Projeto permite medida urgente em casos de alto risco e autoriza decisão por delegado em cidades sem juiz

Medida amplia proteção em casos de violência doméstica

O Senado Federal aprovou, nesta quarta-feira (18), o projeto de lei que permite o uso imediato de tornozeleira eletrônica por agressores de mulheres em situação de violência doméstica. A medida será aplicada em casos de alto risco à vida ou à integridade física e psicológica das vítimas.

O texto, que segue para sanção presidencial, estabelece que o monitoramento eletrônico passa a ser regra em situações consideradas graves. Além disso, a iniciativa busca ampliar a efetividade das medidas protetivas previstas na legislação.

Segundo a relatora do projeto, senadora Leila Barros, a medida fortalece a proteção às vítimas. “Somada ao afastamento do agressor do convívio com a vítima, a tornozeleira amplia a proteção às mulheres, permitindo inclusive o acompanhamento em tempo real do agressor por um dispositivo que emite um alerta, em caso de aproximação”, explicou.

Monitoramento será feito em tempo real

O projeto determina que, ao agressor, será imposta a tornozeleira eletrônica. Ao mesmo tempo, a vítima receberá um dispositivo portátil que emite alerta caso haja aproximação indevida.

Dessa forma, tanto a mulher quanto as forças de segurança serão avisadas automaticamente em caso de descumprimento da medida. Com isso, o monitoramento passa a ser mais efetivo e preventivo.

Além disso, o texto torna permanente o programa de monitoramento eletrônico, reforçando o acompanhamento contínuo em casos de violência.

Delegado poderá determinar medida em cidades sem juiz

Outro ponto importante da proposta é a autorização para que delegados determinem o uso da tornozeleira em municípios onde não há juiz disponível. Nesses casos, a decisão deverá ser comunicada à Justiça em até 24 horas.

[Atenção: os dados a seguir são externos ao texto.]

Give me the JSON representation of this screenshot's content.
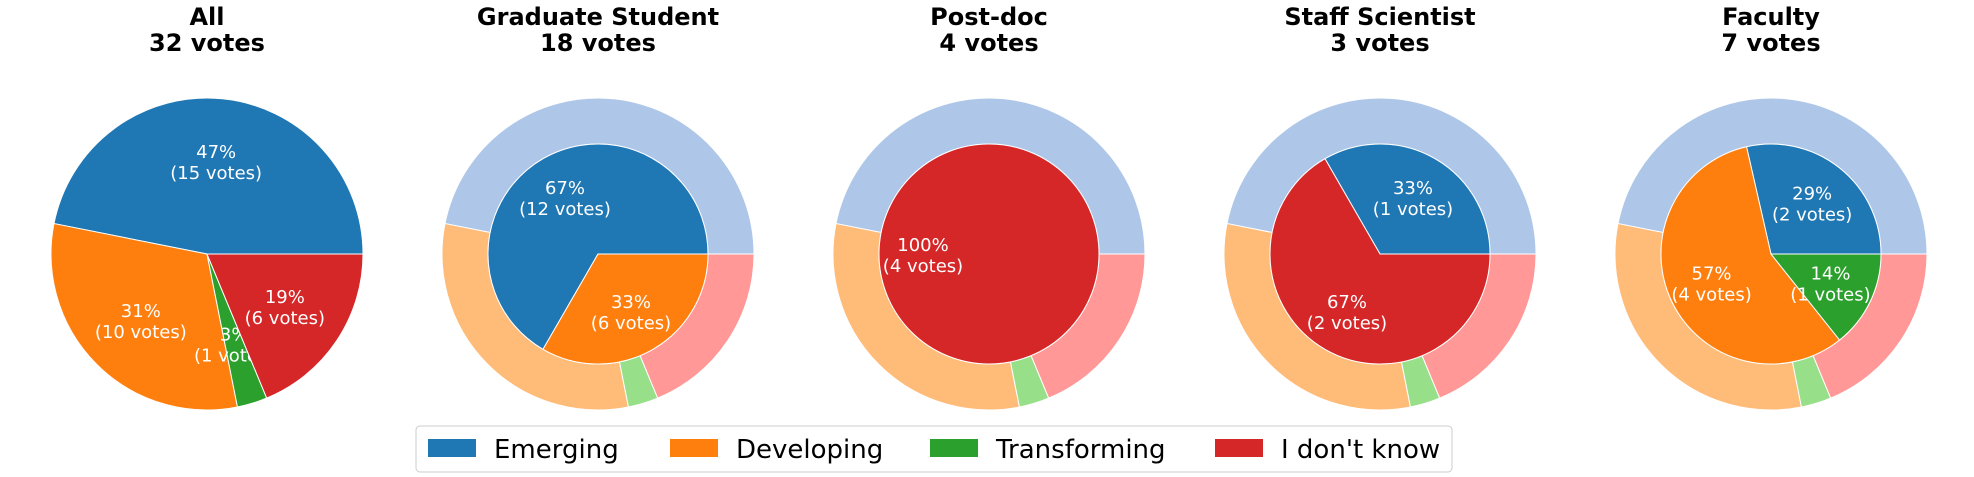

Atualmente, o delegado pode apenas determinar o afastamento do agressor do lar. Portanto, a mudança amplia a capacidade de resposta em situações emergenciais, especialmente em cidades pequenas.

Lei prevê mais rigor e aumento de recursos

O projeto também endurece as punições para quem descumprir as medidas. Caso o agressor viole a tornozeleira ou se aproxime da vítima, a pena poderá ser aumentada de um terço até a metade.

Além disso, a proposta amplia de 5% para 6% os recursos do Fundo Nacional de Segurança Pública destinados ao combate à violência contra a mulher. Esse valor deve ser aplicado, principalmente, na aquisição de equipamentos e campanhas de conscientização.

Assim, a aprovação da medida ocorre em meio a dados que indicam crescimento dos casos de violência doméstica no país, reforçando a necessidade de ações mais rigorosas e mecanismos eficazes de proteção às mulheres.